The voting trust approach has been used in prior merger cases at STB to prevent a buyer from exercising control over multiple companies while the agency is reviewing the case. Norfolk contends that CP’s voting trust approach is flawed because CP will, in effect, be in control of both companies by having Harrison at NS and the rest of CP’s management in place at the Canadian railway.
Harrison last month noted that 144 voting trusts have been approved, and none has been rejected.
The two sides each have cited experts to address regulatory questions connected to the first major rail merger proposal since 1999.
In that year, Canadian National Railway and BNSF Railway agreed to combine, but abandoned their plan in the face of opposition from STB, shippers and other railroads.
Norfolk also announced cutbacks in coal operations, including the shutdown of a loading facility in Ashtabula, Ohio, and consolidation of thermal coal shipments from Ohio, West Virginia and Maryland at a dock in Sandusky, Ohio.
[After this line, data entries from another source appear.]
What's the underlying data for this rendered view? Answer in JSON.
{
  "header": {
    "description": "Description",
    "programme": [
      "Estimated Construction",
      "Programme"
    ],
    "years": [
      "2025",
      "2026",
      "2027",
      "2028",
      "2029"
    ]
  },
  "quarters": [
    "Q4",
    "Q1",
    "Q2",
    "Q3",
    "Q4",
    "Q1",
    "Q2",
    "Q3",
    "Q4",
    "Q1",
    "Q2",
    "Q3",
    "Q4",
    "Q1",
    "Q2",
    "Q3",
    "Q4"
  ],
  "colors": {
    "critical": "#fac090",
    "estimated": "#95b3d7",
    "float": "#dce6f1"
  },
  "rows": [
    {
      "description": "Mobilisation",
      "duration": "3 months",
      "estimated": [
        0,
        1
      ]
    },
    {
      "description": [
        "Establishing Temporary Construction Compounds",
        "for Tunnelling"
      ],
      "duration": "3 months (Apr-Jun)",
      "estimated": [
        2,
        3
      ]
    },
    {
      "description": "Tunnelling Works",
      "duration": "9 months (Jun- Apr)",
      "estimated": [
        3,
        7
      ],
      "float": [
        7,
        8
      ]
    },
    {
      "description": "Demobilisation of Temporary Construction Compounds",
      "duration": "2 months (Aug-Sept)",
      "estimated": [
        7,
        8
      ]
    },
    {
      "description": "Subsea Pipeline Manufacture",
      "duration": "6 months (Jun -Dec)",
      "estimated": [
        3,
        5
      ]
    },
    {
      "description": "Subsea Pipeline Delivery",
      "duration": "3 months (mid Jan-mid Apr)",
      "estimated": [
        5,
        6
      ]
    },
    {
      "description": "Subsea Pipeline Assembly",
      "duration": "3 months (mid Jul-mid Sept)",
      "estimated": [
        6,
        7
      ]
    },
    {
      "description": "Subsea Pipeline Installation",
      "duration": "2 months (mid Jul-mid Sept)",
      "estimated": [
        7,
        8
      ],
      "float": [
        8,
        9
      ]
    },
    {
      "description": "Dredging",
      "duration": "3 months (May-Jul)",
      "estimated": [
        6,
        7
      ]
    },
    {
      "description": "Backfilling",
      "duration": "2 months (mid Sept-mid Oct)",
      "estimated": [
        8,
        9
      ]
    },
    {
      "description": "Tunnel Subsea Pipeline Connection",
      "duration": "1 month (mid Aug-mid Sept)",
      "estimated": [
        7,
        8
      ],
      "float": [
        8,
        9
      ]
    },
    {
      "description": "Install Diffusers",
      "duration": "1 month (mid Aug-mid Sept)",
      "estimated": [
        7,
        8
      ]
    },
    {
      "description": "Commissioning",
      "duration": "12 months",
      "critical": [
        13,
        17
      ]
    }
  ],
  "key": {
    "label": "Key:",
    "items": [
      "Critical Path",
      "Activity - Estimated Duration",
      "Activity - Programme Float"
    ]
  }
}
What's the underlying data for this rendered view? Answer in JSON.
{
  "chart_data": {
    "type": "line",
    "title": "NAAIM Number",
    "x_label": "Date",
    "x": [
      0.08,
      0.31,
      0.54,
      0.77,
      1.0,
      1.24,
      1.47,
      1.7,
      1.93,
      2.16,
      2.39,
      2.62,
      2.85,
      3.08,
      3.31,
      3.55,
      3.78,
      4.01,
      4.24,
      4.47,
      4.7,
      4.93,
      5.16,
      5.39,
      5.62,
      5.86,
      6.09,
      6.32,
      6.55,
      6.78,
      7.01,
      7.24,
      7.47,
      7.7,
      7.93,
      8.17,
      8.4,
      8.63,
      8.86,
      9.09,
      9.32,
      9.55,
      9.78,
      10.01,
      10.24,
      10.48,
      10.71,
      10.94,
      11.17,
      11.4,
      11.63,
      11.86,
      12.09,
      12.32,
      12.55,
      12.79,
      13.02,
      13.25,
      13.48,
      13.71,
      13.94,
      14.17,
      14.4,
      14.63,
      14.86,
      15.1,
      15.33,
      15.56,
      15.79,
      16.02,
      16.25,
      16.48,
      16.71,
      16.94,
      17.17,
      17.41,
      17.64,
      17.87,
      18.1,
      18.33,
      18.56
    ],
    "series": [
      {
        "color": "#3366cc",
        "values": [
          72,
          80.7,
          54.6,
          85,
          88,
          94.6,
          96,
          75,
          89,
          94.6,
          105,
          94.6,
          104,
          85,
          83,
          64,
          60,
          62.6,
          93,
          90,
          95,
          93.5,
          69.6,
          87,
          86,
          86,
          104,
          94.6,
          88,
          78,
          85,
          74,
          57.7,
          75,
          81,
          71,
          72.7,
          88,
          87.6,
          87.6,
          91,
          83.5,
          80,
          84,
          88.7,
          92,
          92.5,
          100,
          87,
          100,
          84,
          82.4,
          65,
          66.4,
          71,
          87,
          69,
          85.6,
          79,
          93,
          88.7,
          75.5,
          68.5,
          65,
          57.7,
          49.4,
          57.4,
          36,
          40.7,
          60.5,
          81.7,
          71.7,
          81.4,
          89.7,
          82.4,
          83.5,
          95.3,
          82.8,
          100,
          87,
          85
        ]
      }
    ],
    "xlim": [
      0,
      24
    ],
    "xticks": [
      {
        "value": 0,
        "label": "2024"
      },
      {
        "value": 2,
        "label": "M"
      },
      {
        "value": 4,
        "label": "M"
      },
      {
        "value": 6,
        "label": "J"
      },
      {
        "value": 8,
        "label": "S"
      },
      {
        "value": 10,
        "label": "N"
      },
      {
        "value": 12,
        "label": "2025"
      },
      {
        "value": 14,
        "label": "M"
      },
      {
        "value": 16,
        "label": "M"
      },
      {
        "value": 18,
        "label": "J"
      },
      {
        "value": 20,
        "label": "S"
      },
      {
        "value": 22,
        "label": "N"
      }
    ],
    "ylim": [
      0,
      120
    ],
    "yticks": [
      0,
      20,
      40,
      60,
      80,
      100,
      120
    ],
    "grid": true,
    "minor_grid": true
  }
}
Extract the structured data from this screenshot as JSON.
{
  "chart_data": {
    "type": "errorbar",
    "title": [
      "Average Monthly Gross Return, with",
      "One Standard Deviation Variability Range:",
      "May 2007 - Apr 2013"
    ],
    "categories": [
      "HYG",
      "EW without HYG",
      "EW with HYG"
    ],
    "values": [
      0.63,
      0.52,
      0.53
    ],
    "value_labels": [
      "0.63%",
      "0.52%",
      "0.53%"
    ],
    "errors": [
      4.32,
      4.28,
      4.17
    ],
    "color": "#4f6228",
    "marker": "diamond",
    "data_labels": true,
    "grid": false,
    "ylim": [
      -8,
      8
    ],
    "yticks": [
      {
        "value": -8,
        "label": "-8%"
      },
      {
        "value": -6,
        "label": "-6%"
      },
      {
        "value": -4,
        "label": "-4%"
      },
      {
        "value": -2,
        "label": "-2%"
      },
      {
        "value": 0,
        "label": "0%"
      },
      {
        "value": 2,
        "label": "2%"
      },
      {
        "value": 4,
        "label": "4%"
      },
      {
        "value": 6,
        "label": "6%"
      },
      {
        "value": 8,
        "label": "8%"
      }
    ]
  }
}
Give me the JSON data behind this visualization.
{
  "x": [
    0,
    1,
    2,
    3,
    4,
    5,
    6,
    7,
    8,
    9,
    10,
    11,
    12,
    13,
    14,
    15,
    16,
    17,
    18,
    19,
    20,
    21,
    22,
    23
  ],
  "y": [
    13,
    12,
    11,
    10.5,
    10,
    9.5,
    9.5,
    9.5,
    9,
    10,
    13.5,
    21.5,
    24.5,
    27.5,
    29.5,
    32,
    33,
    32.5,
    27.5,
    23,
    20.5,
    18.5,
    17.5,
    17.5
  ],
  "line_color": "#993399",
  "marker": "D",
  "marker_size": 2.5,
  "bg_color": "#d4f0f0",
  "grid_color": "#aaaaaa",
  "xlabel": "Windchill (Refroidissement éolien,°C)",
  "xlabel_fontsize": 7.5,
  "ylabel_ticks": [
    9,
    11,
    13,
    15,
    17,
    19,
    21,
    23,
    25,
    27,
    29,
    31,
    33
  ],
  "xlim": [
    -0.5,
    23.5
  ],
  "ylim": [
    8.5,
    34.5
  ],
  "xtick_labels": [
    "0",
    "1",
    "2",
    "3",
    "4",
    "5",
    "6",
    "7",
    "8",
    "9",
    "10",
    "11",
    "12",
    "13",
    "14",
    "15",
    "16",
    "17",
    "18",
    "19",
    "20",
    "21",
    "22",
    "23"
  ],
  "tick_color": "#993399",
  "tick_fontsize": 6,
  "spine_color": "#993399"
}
The Ashtabula move is a response to coal business that has fallen off for both Norfolk and eastern U.S. competitor CSX Corp. as a result of low natural gas prices and other factors. NS coal revenue in three quarters of this year is down nearly 25%.
The coal pier changes are affecting 34 jobs in Norfolk’s workforce, or about one-tenth of 1% of its total workforce. Capital and operating costs also will be reduced, but the statement didn’t say by how much.